The plugin engine consists of two components:

  • NATS - High-performance message broker enabling pub/sub and request/reply messaging patterns
  • NATS Auth Callout - Authentication service that validates NATS connections and enforces authorization policies

NATS Installation

NATS provides the messaging backbone for CodeMie's plugin system, enabling real-time communication between the core application and distributed plugins.

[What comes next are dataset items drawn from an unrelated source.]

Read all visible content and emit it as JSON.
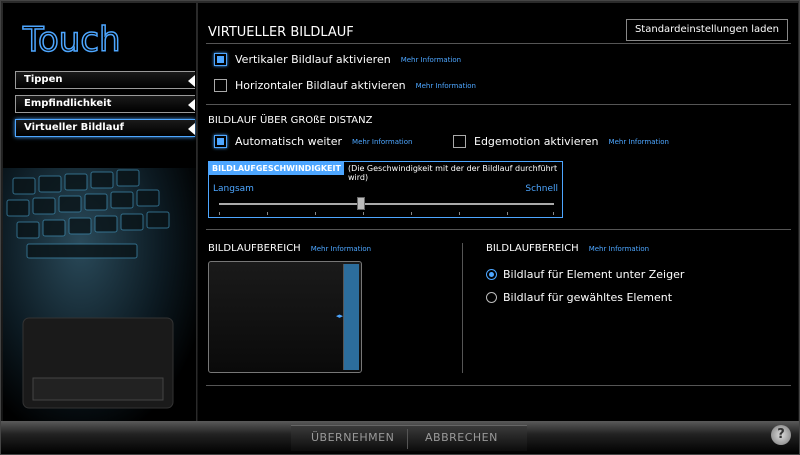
{
  "app": {
    "logo_text": "Touch"
  },
  "sidebar": {
    "items": [
      {
        "label": "Tippen"
      },
      {
        "label": "Empfindlichkeit"
      },
      {
        "label": "Virtueller Bildlauf"
      }
    ]
  },
  "main": {
    "title": "VIRTUELLER BILDLAUF",
    "default_button": "Standardeinstellungen laden",
    "vertical_label": "Vertikaler Bildlauf aktivieren",
    "horizontal_label": "Horizontaler Bildlauf aktivieren",
    "more_info": "Mehr Information",
    "long_distance_title": "BILDLAUF ÜBER GROßE DISTANZ",
    "auto_label": "Automatisch weiter",
    "edgemotion_label": "Edgemotion aktivieren",
    "speed": {
      "title": "BILDLAUFGESCHWINDIGKEIT",
      "desc": "(Die Geschwindigkeit mit der der Bildlauf durchführt wird)",
      "slow": "Langsam",
      "fast": "Schnell",
      "level": 0.42
    },
    "scroll_area_title": "BILDLAUFBEREICH",
    "scroll_area_right_title": "BILDLAUFBEREICH",
    "radio_under_pointer": "Bildlauf für Element unter Zeiger",
    "radio_selected": "Bildlauf für gewähltes Element"
  },
  "footer": {
    "apply": "ÜBERNEHMEN",
    "cancel": "ABBRECHEN",
    "help": "?"
  },
  "colors": {
    "accent": "#4da6ff"
  }
}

Step 1: Create NATS Secrets

Create the codemie-nats-secrets secret containing authentication credentials and encryption keys. Follow these steps to generate and encode the necessary values:

1. NATS_URL

Internal service URL for NATS communication:

NATS_URL="nats://codemie-nats:4222"

2. Callout User Credentials

Credentials for the NATS Auth Callout service:

# Username
CALLOUT_USERNAME="callout"

# Generate secure password
CALLOUT_PASSWORD=$(pwgen -s -1 25)

# Generate bcrypt hash (requires nats CLI installed)
CALLOUT_BCRYPTED_PASSWORD=$(nats server passwd -p "$CALLOUT_PASSWORD")

3. CodeMie User Credentials

Credentials for CodeMie application to connect to NATS:

# Username
CODEMIE_USERNAME="codemie"

# Generate secure password
CODEMIE_PASSWORD=$(pwgen -s -1 25)

# Generate bcrypt hash (requires nats CLI installed)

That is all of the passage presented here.